American cartoonist (born 1931)

Mort Gerberg (born March 11, 1931) is a multi-genre American cartoonist and author whose work has appeared in magazines, newspapers, books, online, home video, film and television. He is best known for his magazine cartoons, which have appeared in numerous and diverse titles such as The New Yorker, Playboy, Harvard Business Review, The Huffington Post and Paul Krassner's The Realist, and for his 1983 book, "Cartooning: The Art and The Business". He created a weekly news cartoon, Out of Line, for Publishers Weekly from 1988 to 1994 and has drawn an editorial-page cartoon for The Columbia Paper, the weekly newspaper in Columbia County, New York, since 2003.

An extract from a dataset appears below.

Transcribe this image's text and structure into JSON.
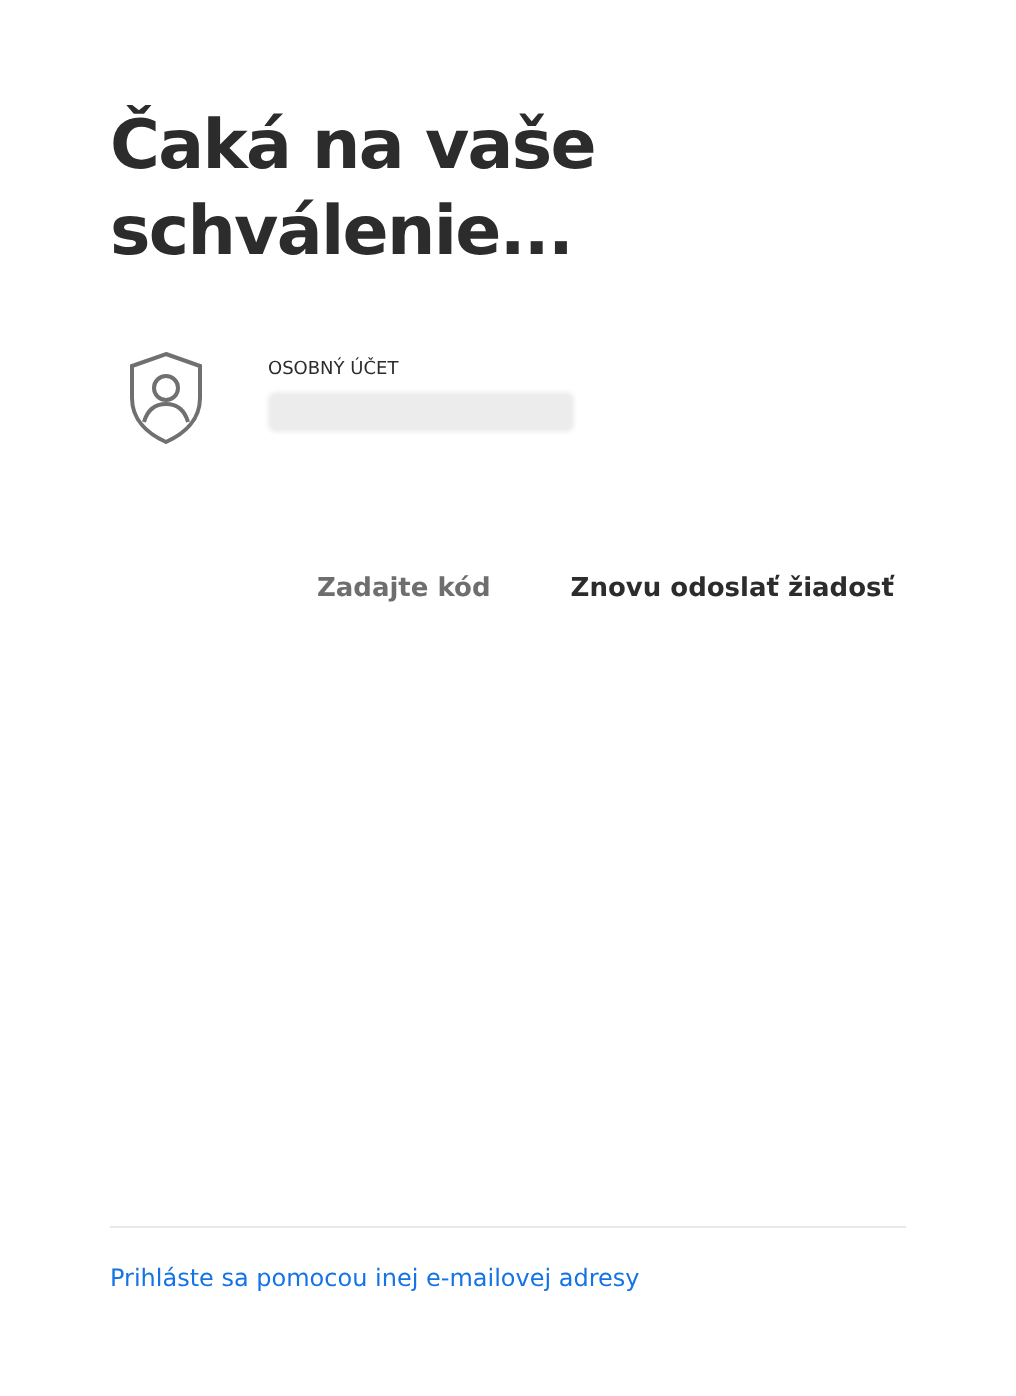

Besides magazine cartoons, Gerberg has drawn nationally syndicated newspaper comic strips. His strip Koky, co-created and written by Richard O'Brien, was syndicated from 1979 to 1981 by the Chicago Tribune-New York News Syndicate. (In 2007, Ramble House collected the strip's entire run into two books, one for the dailies and one for the Sundays.) It also syndicated his daily panel Hang in There during the same period. For United Feature Syndicate, Gerberg updated the early classic strip, There Oughta Be a Law! writing and drawing it for several years in the early 1980s. Gerberg also collaborated on the creation of the strip, Inside Woody Allen for King Features Syndicate, a strip for Universal Press Syndicate for astrologer Jeane Dixon and a strip for United Feature Syndicate for the Pulitzer Prize-winning reporter Jack Anderson.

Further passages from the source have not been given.